Provision for doubtful loans and advances has increased by twenty times to 19.43 million Br from negative 2.12 million Br.
“Despite the surge, the provision at BoA is still reasonable,” Abdulmenan Mohammed Hamza, an analyst at London Portobello Ltd commented.
During the recently ended fiscal year, provision for doubtful debts has shown a phenomenal increase in mid-sized banks. The average has gone up by four times to 136 million Br. Close to one-third of that total is provided for by Wegagen.
“Special efforts made to collect loans enabled the bank to bring down the level of Non-Performing Loans (NPLs) to below two percent,” said Mulugeta Asmare, BoA’s CEO.
Specifically, cash and bank balances have gone up by 8pc to over 3.1billion Br.
Liquid assets to total assets ratio have decreased to 18pc from 21pc and the liquid asset to total liability ratio has also dropped to 23pc from 26pc. This reduction may have been due to increased investments in fixed assets, prepaid rent and branch opening.
“BoA should take care against a further reduction in liquidity,” Abdulmenan underscored.
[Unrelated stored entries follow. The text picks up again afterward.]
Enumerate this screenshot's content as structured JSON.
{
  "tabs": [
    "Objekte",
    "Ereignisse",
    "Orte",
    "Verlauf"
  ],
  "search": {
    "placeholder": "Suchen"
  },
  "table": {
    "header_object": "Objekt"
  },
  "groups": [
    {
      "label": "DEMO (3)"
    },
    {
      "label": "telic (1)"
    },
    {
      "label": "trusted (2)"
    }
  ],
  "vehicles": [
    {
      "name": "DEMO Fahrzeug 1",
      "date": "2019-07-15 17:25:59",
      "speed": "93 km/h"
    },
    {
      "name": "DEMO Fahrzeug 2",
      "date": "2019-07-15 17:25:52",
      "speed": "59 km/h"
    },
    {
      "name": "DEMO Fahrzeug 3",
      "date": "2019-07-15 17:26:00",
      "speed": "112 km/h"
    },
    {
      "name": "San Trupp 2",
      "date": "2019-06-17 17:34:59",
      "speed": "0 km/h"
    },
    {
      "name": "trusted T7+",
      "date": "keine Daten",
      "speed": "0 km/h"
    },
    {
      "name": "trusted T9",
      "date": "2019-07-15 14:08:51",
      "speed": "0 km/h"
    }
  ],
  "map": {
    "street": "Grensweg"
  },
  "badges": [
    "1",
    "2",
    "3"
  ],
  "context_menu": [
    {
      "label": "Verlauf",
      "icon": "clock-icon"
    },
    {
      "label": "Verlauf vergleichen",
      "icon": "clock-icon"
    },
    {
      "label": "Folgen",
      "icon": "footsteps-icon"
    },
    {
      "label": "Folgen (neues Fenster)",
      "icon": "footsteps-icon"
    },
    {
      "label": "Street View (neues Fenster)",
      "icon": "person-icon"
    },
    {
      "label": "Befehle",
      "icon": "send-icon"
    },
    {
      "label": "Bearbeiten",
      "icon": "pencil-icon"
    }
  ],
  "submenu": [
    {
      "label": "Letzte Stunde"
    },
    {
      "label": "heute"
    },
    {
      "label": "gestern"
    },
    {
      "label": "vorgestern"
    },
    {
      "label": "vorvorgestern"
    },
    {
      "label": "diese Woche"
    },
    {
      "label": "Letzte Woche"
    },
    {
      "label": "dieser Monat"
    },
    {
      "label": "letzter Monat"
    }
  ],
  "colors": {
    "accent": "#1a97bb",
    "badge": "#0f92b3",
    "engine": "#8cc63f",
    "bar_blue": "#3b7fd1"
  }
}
“We are in a good stand in terms of liquidity,” Mulugeta told Fortune. “There is nothing to fear about.”
As part of the bank’s new strategic plan, in the 2015/16 fiscal year, the bank opened 53 new branches, raising its network to 185. BoA has increased its paid up capital by 14pc to Birr 1.2 billion Br. The figure is lower on the curve as compared to mid-sized banks.
Named after the first bank in Ethiopia, which was founded a century ago, Abyssinia has been in the banking industry for the past two decades.